Conclusion: Deploy Your Teams Bot Today
Building a Microsoft Teams meeting bot in 2025 doesn't have to involve wrestling with Graph API hurdles. With Skribby's meeting bot API, you can create, monitor, and manage bots for recordings, transcriptions, and real-time insights in just a few API calls. This tutorial equips you to integrate Teams support into your SaaS app, boosting productivity for users handling hybrid meetings.
Ready to try? Sign up for Skribby with GitHub or Google and deploy your first Teams bot in minutes. Check the Skribby dashboard to get started.
FAQ
What transcription models does Skribby support for Teams bots?
Skribby offers models like "whisper", "deepgram", "assembly-ai-realtime", and more. Availability and costs vary—check your billing page. Real-time models provide WebSocket access for live Teams transcription.

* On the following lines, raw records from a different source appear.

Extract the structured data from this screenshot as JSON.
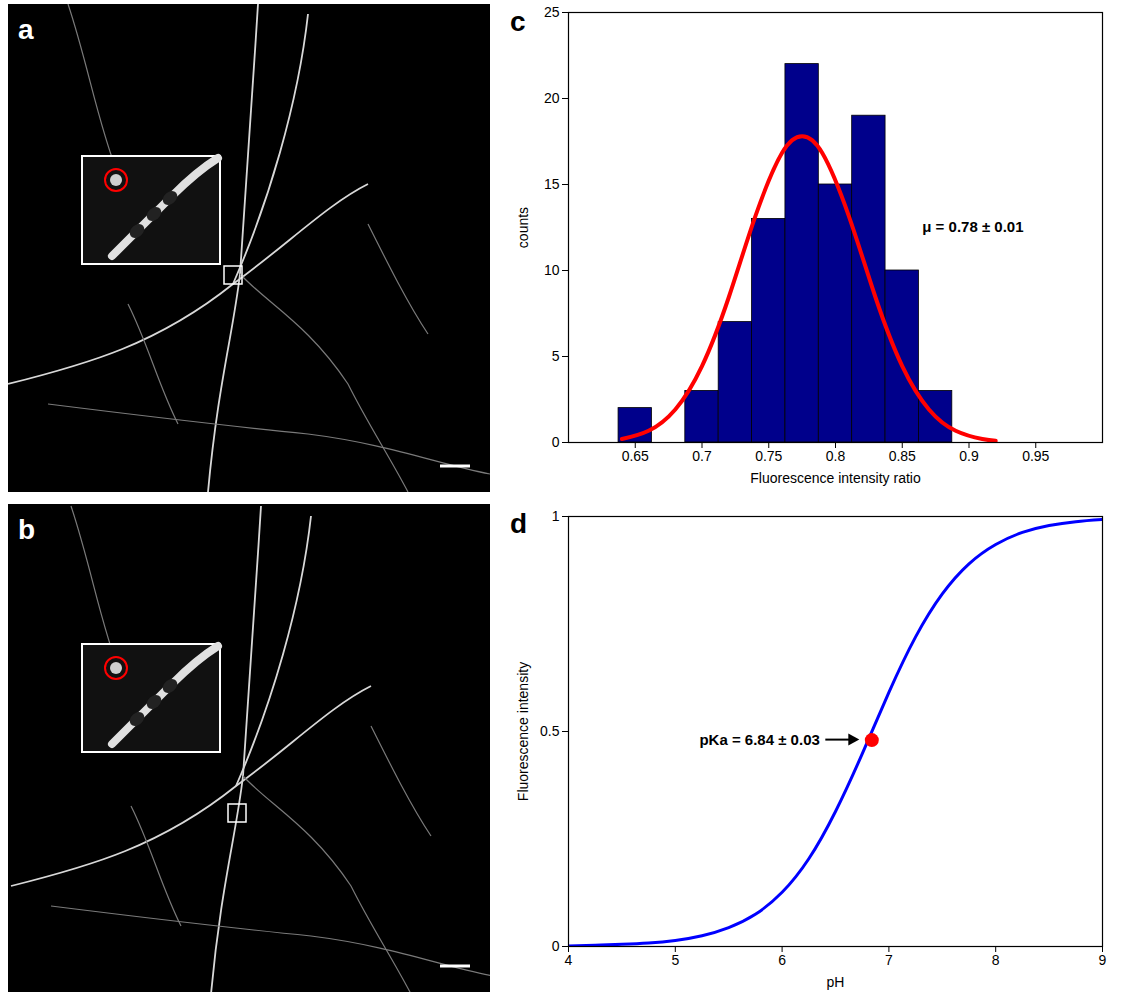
{
  "chart_data": [
    {
      "type": "image",
      "panel": "a"
    },
    {
      "type": "image",
      "panel": "b"
    },
    {
      "type": "histogram",
      "panel": "c",
      "bins": [
        0.6375,
        0.6625,
        0.6875,
        0.7125,
        0.7375,
        0.7625,
        0.7875,
        0.8125,
        0.8375,
        0.8625,
        0.8875
      ],
      "counts": [
        2,
        0,
        3,
        7,
        13,
        22,
        15,
        19,
        10,
        3
      ],
      "color": "#00008b",
      "fit": {
        "x": [
          0.64,
          0.66,
          0.68,
          0.7,
          0.72,
          0.74,
          0.76,
          0.775,
          0.79,
          0.81,
          0.83,
          0.85,
          0.87,
          0.89,
          0.91,
          0.92
        ],
        "values": [
          0.2,
          0.68,
          1.92,
          4.44,
          8.43,
          13.16,
          16.84,
          17.8,
          16.84,
          13.16,
          8.43,
          4.44,
          1.92,
          0.68,
          0.2,
          0.1
        ],
        "color": "#ff0000"
      },
      "xlabel": "Fluorescence intensity ratio",
      "ylabel": "counts",
      "xlim": [
        0.6,
        1.0
      ],
      "ylim": [
        0,
        25
      ],
      "xticks": [
        0.65,
        0.7,
        0.75,
        0.8,
        0.85,
        0.9,
        0.95
      ],
      "yticks": [
        0,
        5,
        10,
        15,
        20,
        25
      ],
      "grid": false,
      "annotations": [
        {
          "text": "μ = 0.78 ± 0.01",
          "x": 0.865,
          "y": 12.5
        }
      ]
    },
    {
      "type": "line",
      "panel": "d",
      "x": [
        4,
        4.25,
        4.5,
        4.75,
        5,
        5.25,
        5.5,
        5.75,
        6,
        6.25,
        6.5,
        6.75,
        7,
        7.25,
        7.5,
        7.75,
        8,
        8.25,
        8.5,
        8.75,
        9
      ],
      "values": [
        0.001,
        0.003,
        0.005,
        0.008,
        0.014,
        0.025,
        0.044,
        0.075,
        0.126,
        0.204,
        0.314,
        0.448,
        0.591,
        0.72,
        0.82,
        0.89,
        0.935,
        0.963,
        0.979,
        0.988,
        0.993
      ],
      "color": "#0000ff",
      "xlabel": "pH",
      "ylabel": "Fluorescence intensity",
      "xlim": [
        4,
        9
      ],
      "ylim": [
        0,
        1
      ],
      "xticks": [
        4,
        5,
        6,
        7,
        8,
        9
      ],
      "yticks": [
        0,
        0.5,
        1
      ],
      "grid": false,
      "points": [
        {
          "x": 6.84,
          "y": 0.48,
          "color": "#ff0000",
          "text": "pKa = 6.84 ± 0.03"
        }
      ]
    }
  ]
}
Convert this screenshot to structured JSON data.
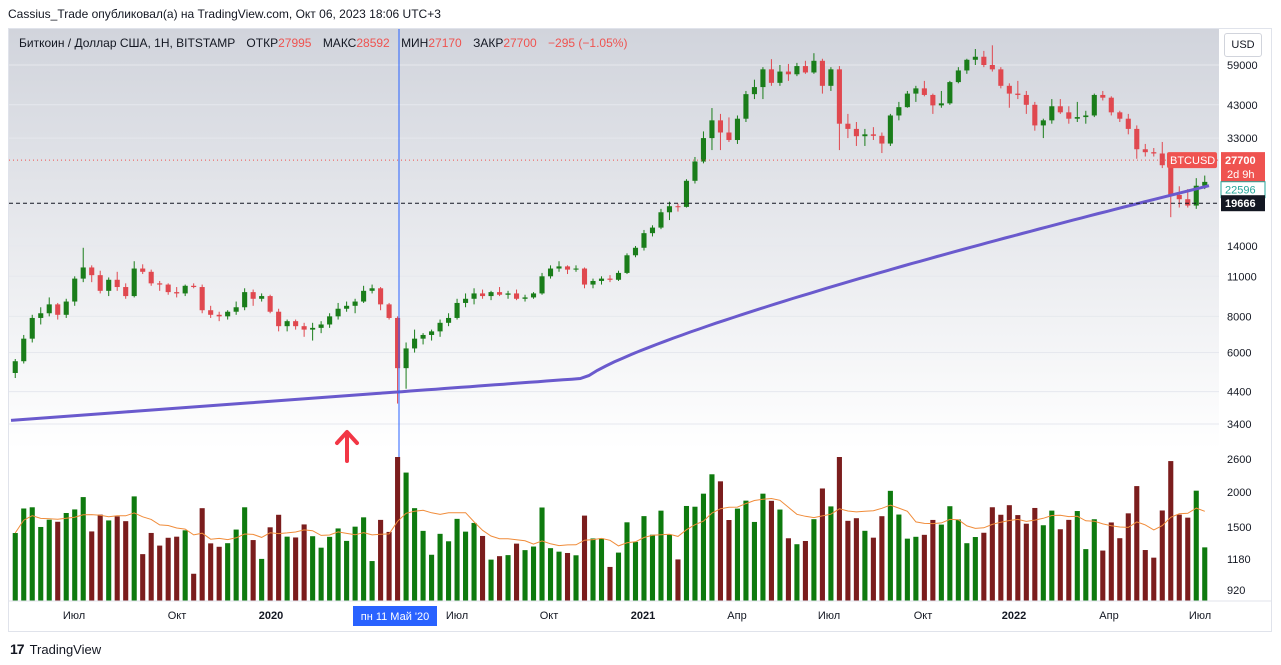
{
  "header": {
    "published_line": "Cassius_Trade опубликовал(а) на TradingView.com, Окт 06, 2023 18:06 UTC+3"
  },
  "legend": {
    "symbol": "Биткоин / Доллар США, 1Н, BITSTAMP",
    "open_label": "ОТКР",
    "open_value": "27995",
    "high_label": "МАКС",
    "high_value": "28592",
    "low_label": "МИН",
    "low_value": "27170",
    "close_label": "ЗАКР",
    "close_value": "27700",
    "change": "−295 (−1.05%)"
  },
  "currency_button": "USD",
  "footer": {
    "brand": "TradingView",
    "logo_text": "17"
  },
  "price_labels": {
    "btcusd_tag": "BTCUSD",
    "last_price": "27700",
    "countdown": "2d 9h",
    "ma_value": "22596",
    "horizontal_level": "19666"
  },
  "crosshair_label": "пн 11 Май '20",
  "colors": {
    "up": "#1a7d1a",
    "down": "#e0484f",
    "vol_up": "#0e7a0e",
    "vol_down": "#7b1d1d",
    "ma": "#6a5acd",
    "vol_ma": "#f08c3a",
    "crosshair": "#2962ff",
    "arrow": "#f23645",
    "last_price_bg": "#ef5350",
    "ma_label_border": "#26a69a",
    "level_label_bg": "#131722"
  },
  "chart_data": {
    "type": "candlestick",
    "scale": "log",
    "price_axis_ticks": [
      59000,
      43000,
      33000,
      27700,
      22596,
      19666,
      14000,
      11000,
      8000,
      6000,
      4400,
      3400,
      2600,
      2000,
      1500,
      1180,
      920
    ],
    "price_axis_tick_labels": [
      "59000",
      "43000",
      "33000",
      "14000",
      "11000",
      "8000",
      "6000",
      "4400",
      "3400",
      "2600",
      "2000",
      "1500",
      "1180",
      "920"
    ],
    "time_axis_labels": [
      "Июл",
      "Окт",
      "2020",
      "Июл",
      "Окт",
      "2021",
      "Апр",
      "Июл",
      "Окт",
      "2022",
      "Апр",
      "Июл"
    ],
    "candles_weekly_approx": [
      [
        5100,
        5700,
        4900,
        5600
      ],
      [
        5600,
        6900,
        5500,
        6700
      ],
      [
        6700,
        8100,
        6500,
        7900
      ],
      [
        7900,
        8600,
        7500,
        8200
      ],
      [
        8200,
        9300,
        8000,
        8800
      ],
      [
        8800,
        8900,
        7800,
        8100
      ],
      [
        8100,
        9200,
        7900,
        9000
      ],
      [
        9000,
        11000,
        8700,
        10800
      ],
      [
        10800,
        13800,
        10500,
        11800
      ],
      [
        11800,
        12000,
        10500,
        11100
      ],
      [
        11100,
        11500,
        9600,
        9800
      ],
      [
        9800,
        10900,
        9400,
        10700
      ],
      [
        10700,
        11400,
        9800,
        10100
      ],
      [
        10100,
        10400,
        9200,
        9400
      ],
      [
        9400,
        12400,
        9300,
        11700
      ],
      [
        11700,
        12100,
        11200,
        11400
      ],
      [
        11400,
        11600,
        10200,
        10400
      ],
      [
        10400,
        10600,
        9800,
        10300
      ],
      [
        10300,
        10400,
        9500,
        9700
      ],
      [
        9700,
        10100,
        9300,
        9600
      ],
      [
        9600,
        10300,
        9400,
        10200
      ],
      [
        10200,
        10400,
        10000,
        10100
      ],
      [
        10100,
        10300,
        8200,
        8400
      ],
      [
        8400,
        8700,
        7900,
        8100
      ],
      [
        8100,
        8300,
        7700,
        8000
      ],
      [
        8000,
        8400,
        7800,
        8300
      ],
      [
        8300,
        9000,
        8100,
        8600
      ],
      [
        8600,
        10000,
        8400,
        9700
      ],
      [
        9700,
        9900,
        8700,
        9200
      ],
      [
        9200,
        9600,
        9000,
        9400
      ],
      [
        9400,
        9500,
        8200,
        8300
      ],
      [
        8300,
        8500,
        7100,
        7400
      ],
      [
        7400,
        7800,
        7100,
        7700
      ],
      [
        7700,
        7800,
        7200,
        7400
      ],
      [
        7400,
        7600,
        6800,
        7200
      ],
      [
        7200,
        7600,
        6600,
        7300
      ],
      [
        7300,
        7700,
        7000,
        7500
      ],
      [
        7500,
        8200,
        7300,
        8000
      ],
      [
        8000,
        8900,
        7800,
        8500
      ],
      [
        8500,
        9000,
        8300,
        8700
      ],
      [
        8700,
        9200,
        8200,
        9000
      ],
      [
        9000,
        10200,
        8900,
        9800
      ],
      [
        9800,
        10300,
        9600,
        10000
      ],
      [
        10000,
        10100,
        8400,
        8800
      ],
      [
        8800,
        8900,
        7800,
        7900
      ],
      [
        7900,
        8000,
        4000,
        5300
      ],
      [
        5300,
        6500,
        4500,
        6200
      ],
      [
        6200,
        7200,
        6000,
        6700
      ],
      [
        6700,
        7000,
        6400,
        6900
      ],
      [
        6900,
        7200,
        6600,
        7100
      ],
      [
        7100,
        7800,
        6800,
        7600
      ],
      [
        7600,
        8200,
        7400,
        7900
      ],
      [
        7900,
        9200,
        7800,
        8900
      ],
      [
        8900,
        9600,
        8600,
        9200
      ],
      [
        9200,
        10000,
        8800,
        9600
      ],
      [
        9600,
        9900,
        9200,
        9400
      ],
      [
        9400,
        9800,
        9100,
        9700
      ],
      [
        9700,
        10100,
        9400,
        9500
      ],
      [
        9500,
        9800,
        9200,
        9600
      ],
      [
        9600,
        9900,
        9100,
        9200
      ],
      [
        9200,
        9500,
        9000,
        9300
      ],
      [
        9300,
        9700,
        9200,
        9600
      ],
      [
        9600,
        11300,
        9500,
        11000
      ],
      [
        11000,
        12000,
        10800,
        11700
      ],
      [
        11700,
        12400,
        11400,
        11900
      ],
      [
        11900,
        12000,
        11200,
        11600
      ],
      [
        11600,
        12000,
        11400,
        11700
      ],
      [
        11700,
        11800,
        10000,
        10300
      ],
      [
        10300,
        10800,
        10000,
        10600
      ],
      [
        10600,
        11000,
        10300,
        10800
      ],
      [
        10800,
        11100,
        10500,
        10700
      ],
      [
        10700,
        11500,
        10600,
        11300
      ],
      [
        11300,
        13200,
        11200,
        13000
      ],
      [
        13000,
        14000,
        12800,
        13800
      ],
      [
        13800,
        15900,
        13500,
        15500
      ],
      [
        15500,
        16500,
        15100,
        16200
      ],
      [
        16200,
        18800,
        16000,
        18300
      ],
      [
        18300,
        19900,
        17200,
        19200
      ],
      [
        19200,
        19600,
        18400,
        19100
      ],
      [
        19100,
        23800,
        19000,
        23500
      ],
      [
        23500,
        28400,
        23000,
        27400
      ],
      [
        27400,
        34800,
        27000,
        33000
      ],
      [
        33000,
        41900,
        30000,
        38000
      ],
      [
        38000,
        40000,
        30000,
        34500
      ],
      [
        34500,
        38900,
        32000,
        32500
      ],
      [
        32500,
        39500,
        31500,
        38500
      ],
      [
        38500,
        48000,
        37500,
        46800
      ],
      [
        46800,
        52500,
        45000,
        49500
      ],
      [
        49500,
        58000,
        45000,
        57000
      ],
      [
        57000,
        61800,
        50000,
        51200
      ],
      [
        51200,
        59000,
        50000,
        56000
      ],
      [
        56000,
        59500,
        52000,
        54800
      ],
      [
        54800,
        60000,
        54000,
        58500
      ],
      [
        58500,
        61000,
        55000,
        55600
      ],
      [
        55600,
        64800,
        55000,
        61000
      ],
      [
        61000,
        62000,
        47000,
        50000
      ],
      [
        50000,
        58000,
        48000,
        57000
      ],
      [
        57000,
        58500,
        30000,
        37000
      ],
      [
        37000,
        40000,
        33000,
        35500
      ],
      [
        35500,
        37500,
        31000,
        33500
      ],
      [
        33500,
        35500,
        31000,
        34000
      ],
      [
        34000,
        36000,
        32500,
        33600
      ],
      [
        33600,
        34500,
        29300,
        31600
      ],
      [
        31600,
        40000,
        31000,
        39500
      ],
      [
        39500,
        44000,
        38000,
        42200
      ],
      [
        42200,
        48000,
        42000,
        47000
      ],
      [
        47000,
        50000,
        44000,
        49000
      ],
      [
        49000,
        52000,
        46000,
        46500
      ],
      [
        46500,
        47000,
        40000,
        42800
      ],
      [
        42800,
        48000,
        42000,
        43500
      ],
      [
        43500,
        52000,
        43000,
        51500
      ],
      [
        51500,
        58000,
        51000,
        56500
      ],
      [
        56500,
        62000,
        55000,
        61500
      ],
      [
        61500,
        67000,
        59000,
        63000
      ],
      [
        63000,
        66000,
        58000,
        59000
      ],
      [
        59000,
        69000,
        56000,
        57000
      ],
      [
        57000,
        58000,
        49000,
        50000
      ],
      [
        50000,
        51000,
        42000,
        47000
      ],
      [
        47000,
        52000,
        45000,
        46500
      ],
      [
        46500,
        48000,
        40000,
        43000
      ],
      [
        43000,
        44000,
        35000,
        36500
      ],
      [
        36500,
        38500,
        33000,
        38000
      ],
      [
        38000,
        45000,
        37000,
        42500
      ],
      [
        42500,
        45000,
        40000,
        40500
      ],
      [
        40500,
        42500,
        37000,
        38500
      ],
      [
        38500,
        44000,
        37500,
        39000
      ],
      [
        39000,
        41000,
        37000,
        39500
      ],
      [
        39500,
        47000,
        39000,
        46500
      ],
      [
        46500,
        48000,
        44500,
        45500
      ],
      [
        45500,
        46000,
        39500,
        40500
      ],
      [
        40500,
        41000,
        37500,
        38500
      ],
      [
        38500,
        40000,
        34000,
        35500
      ],
      [
        35500,
        36500,
        28000,
        30200
      ],
      [
        30200,
        31500,
        28500,
        29500
      ],
      [
        29500,
        30500,
        28500,
        29200
      ],
      [
        29200,
        32000,
        26000,
        26600
      ],
      [
        26600,
        27000,
        17600,
        21000
      ],
      [
        21000,
        22500,
        19000,
        20300
      ],
      [
        20300,
        22000,
        19000,
        19300
      ],
      [
        19300,
        24000,
        18800,
        22600
      ],
      [
        22600,
        24500,
        22000,
        23300
      ]
    ],
    "volume_axis_note": "volume bars plotted in lower pane with moving average",
    "moving_average_label": "22596",
    "horizontal_level": 19666,
    "last_price": 27700
  }
}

How does authentication work for private Teams meetings?
Use the authentication object with account_id (created in dashboard settings) and always_authenticate: true to force login. This handles Teams' private restrictions without manual OAuth.
Can I schedule a Teams bot to join at a specific time?
Yes, add scheduled_start_time as a Unix timestamp in the create request. The bot status will show "scheduled" until join time.
What happens if my Teams bot gets stuck in the waiting room?
Set stop_options.waiting_room_timeout (default 10 minutes free; extras charge per minute). If not admitted, status becomes "not_admitted"—retry with authentication or adjust timeout.